3. Die Zustimmung zur Linken wächst!Auf Bundesebene haben CDU-CSU-FDP zusammen 12.854.091 Stimmen auf sich vereinigt, dies sind 188.237 oder 1,4 Prozent weniger Stimmen als 2004. dagegen haben SPD-GRÜNE-LINKE zusammen 10.633.849 Stimmen auf sich vereinigt, was 427.041 oder 4,2 Prozent mehr als 2004 sind.
4. Die bürgerliche Mehrheit schmilzt zugunsten einer linken MehrheitDa nur diese genannten sechs Parteien, die weniger als 90 Prozent der gültigen Stimmen auf sich vereinigten, an der Verteilung der Sitze zum Europäischen Parlament berücksichtigt werden, reduzierte sich das bürgerliche Lager von 56,1% auf 54,7% und entsprechend wuchs die Gegenseite von 43,9% auf 45,3%.
Wie eben schon angedeutet, entfielen 10,8% der Stimmen auf andere Parteien.
Diese Gruppe der „übrigen Parteien“ wuchs in Hannover um 7, in Niedersachsen um 9 und im Bund um 12 Prozent. Dies waren nicht die etablierten kleinen Parteien, die bereits 2004 und früher kandidierten. Sowohl die konservative ÖDP, wie die rechtsradikalen Republikaner als auch die obskuren Tier- und Familienschützer, alle vereinigten sie wenigen Stimmen auf sich als noch vor fünf Jahren.
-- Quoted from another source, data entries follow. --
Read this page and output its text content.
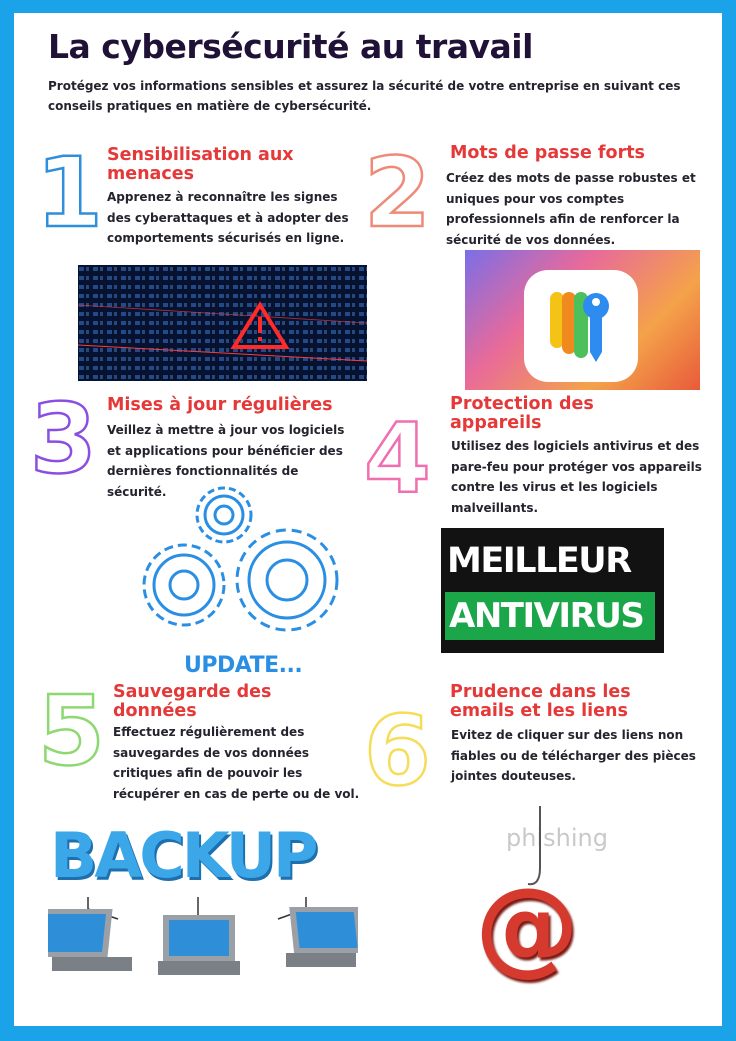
La cybersécurité au travail
Protégez vos informations sensibles et assurez la sécurité de votre entreprise en suivant ces conseils pratiques en matière de cybersécurité.
1 Sensibilisation aux menaces
Apprenez à reconnaître les signes des cyberattaques et à adopter des comportements sécurisés en ligne. 2 Mots de passe forts
Créez des mots de passe robustes et uniques pour vos comptes professionnels afin de renforcer la sécurité de vos données.
3 Mises à jour régulières
Veillez à mettre à jour vos logiciels et applications pour bénéficier des dernières fonctionnalités de sécurité.	4 Protection des appareils
Utilisez des logiciels antivirus et des pare-feu pour protéger vos appareils contre les virus et les logiciels malveillants.
UPDATE...
MEILLEUR
ANTIVIRUS
5 Sauvegarde des données
Effectuez régulièrement des sauvegardes de vos données critiques afin de pouvoir les récupérer en cas de perte ou de vol. 6
Prudence dans les emails et les liens
Evitez de cliquer sur des liens non fiables ou de télécharger des pièces jointes douteuses.
BACKUP	phishing
@
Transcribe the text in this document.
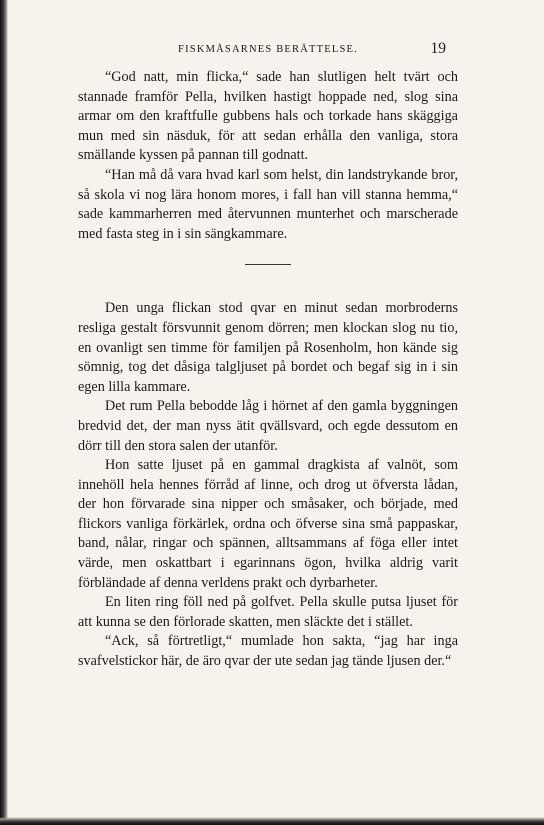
FISKMÅSARNES BERÄTTELSE.	19

“God natt, min flicka,“ sade han slutligen helt tvärt och stannade framför Pella, hvilken hastigt hoppade ned, slog sina armar om den kraftfulle gubbens hals och torkade hans skäggiga mun med sin näsduk, för att sedan erhålla den vanliga, stora smällande kyssen på pannan till godnatt.

“Han må då vara hvad karl som helst, din landstrykande bror, så skola vi nog lära honom mores, i fall han vill stanna hemma,“ sade kammarherren med återvunnen munterhet och marscherade med fasta steg in i sin sängkammare.

Den unga flickan stod qvar en minut sedan morbroderns resliga gestalt försvunnit genom dörren; men klockan slog nu tio, en ovanligt sen timme för familjen på Rosenholm, hon kände sig sömnig, tog det dåsiga talgljuset på bordet och begaf sig in i sin egen lilla kammare.

Det rum Pella bebodde låg i hörnet af den gamla byggningen bredvid det, der man nyss ätit qvällsvard, och egde dessutom en dörr till den stora salen der utanför.

Hon satte ljuset på en gammal dragkista af valnöt, som innehöll hela hennes förråd af linne, och drog ut öfversta lådan, der hon förvarade sina nipper och småsaker, och började, med flickors vanliga förkärlek, ordna och öfverse sina små pappaskar, band, nålar, ringar och spännen, alltsammans af föga eller intet värde, men oskattbart i egarinnans ögon, hvilka aldrig varit förbländade af denna verldens prakt och dyrbarheter.

En liten ring föll ned på golfvet. Pella skulle putsa ljuset för att kunna se den förlorade skatten, men släckte det i stället.

“Ack, så förtretligt,“ mumlade hon sakta, “jag har inga svafvelstickor här, de äro qvar der ute sedan jag tände ljusen der.“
Der Zuwachs stammt vor allem aus den Parteien, den Freien Wählern, der Rentnerpartei oder der Internetpartei „Piraten“. Besonders erfreulich ist, dass auf Bundesebene die rechten Republikaner mehr Stimmen verloren, als die neu kandidierende DVU gewann. Dies gilt leider nicht für das Land Niedersachsen und Hannover. In Niedersachsen hat die Kombination von Republikanern und DVU 1.618 Stimmen Zuwachs und davon in Hannover alleine 946 Stimmen Zuwachs. Dies waren dann nur 1,1 Prozent aber das sind für Hannover deutlich mehr als erwartet.